Health care fraud lawsuits can recover sums in the millions or even billions of dollars. Common Medicare and Medicaid fraud schemes involve health care providers overbilling for lab tests or procedures that were never performed, or deliberately overestimating costs. Income tax fraud also costs the government large sums each year when taxpayers don't pay their fair share. In the United States, any individual can report tax evasion to the Internal Revenue Service anonymously; however, to receive a reward from the IRS, the reporter must provide his or her name and contact information, and meet some very strict reporting requirements.

Reporting securities fraud can also result in large financial rewards from the Securities and Exchange Commission or the Commodity Futures Trading Commission.
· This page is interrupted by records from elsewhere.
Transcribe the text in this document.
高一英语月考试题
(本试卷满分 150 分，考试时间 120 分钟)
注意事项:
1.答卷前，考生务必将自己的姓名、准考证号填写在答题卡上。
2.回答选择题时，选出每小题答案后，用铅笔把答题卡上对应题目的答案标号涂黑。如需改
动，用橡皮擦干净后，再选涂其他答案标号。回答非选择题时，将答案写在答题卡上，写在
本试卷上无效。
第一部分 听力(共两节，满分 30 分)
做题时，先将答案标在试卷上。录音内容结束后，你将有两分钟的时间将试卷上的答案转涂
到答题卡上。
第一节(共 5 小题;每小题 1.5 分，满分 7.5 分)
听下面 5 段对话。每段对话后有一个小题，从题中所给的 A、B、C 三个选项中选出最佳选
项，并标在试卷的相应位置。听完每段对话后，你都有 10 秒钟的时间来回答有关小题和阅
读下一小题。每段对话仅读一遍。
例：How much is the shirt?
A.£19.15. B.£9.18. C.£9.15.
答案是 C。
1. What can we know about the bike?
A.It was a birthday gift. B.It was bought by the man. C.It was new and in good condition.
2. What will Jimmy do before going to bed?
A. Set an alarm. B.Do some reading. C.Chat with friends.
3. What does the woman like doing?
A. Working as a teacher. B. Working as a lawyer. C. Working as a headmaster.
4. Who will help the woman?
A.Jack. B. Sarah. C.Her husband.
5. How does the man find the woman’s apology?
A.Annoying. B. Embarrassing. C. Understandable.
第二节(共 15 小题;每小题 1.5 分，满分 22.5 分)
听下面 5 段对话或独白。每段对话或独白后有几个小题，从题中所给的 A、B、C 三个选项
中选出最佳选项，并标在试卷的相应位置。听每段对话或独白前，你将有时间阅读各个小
Rewards are paid for detailed information on insider trading, money laundering, violations of the Foreign Corrupt Practices Act, or any securities law. Blowing the whistle on securities fraud also provides qui tam relators protection against retaliation from their employers. In cases where the whistleblower desires anonymity, he or she must be represented by an attorney to collect a reward.

Those who are the first to report specific instances of fraud and provide evidence leading to conviction can sometimes earn reward money from U.S. government agencies, generally 10 to 30 percent of the amount recovered. The U.S. Department of Justice administers a whistleblower reward program that has recovered more than $20 billion USD in government money and paid out nearly $3 billion USD in rewards. While the average reward to a citizen whistleblower is around $1.5 million USD, some rewards are as large as $100 million USD. The use of rewards to encourage persons with direct knowledge or evidence of government fraud has been so successful on the federal level that many states have now instituted similar reward programs for citizens who report fraud involving state funds.

It is not always possible to collect financial rewards for reporting government fraud, and some concerned citizens do not wish to receive money for the information they provide. At the federal level, the Government Accountability Office (GAO) investigates allegations of fraud and waste by and against the government. The GAO never pays reward money for tips. Reporting fraud to the GAO may be done anonymously.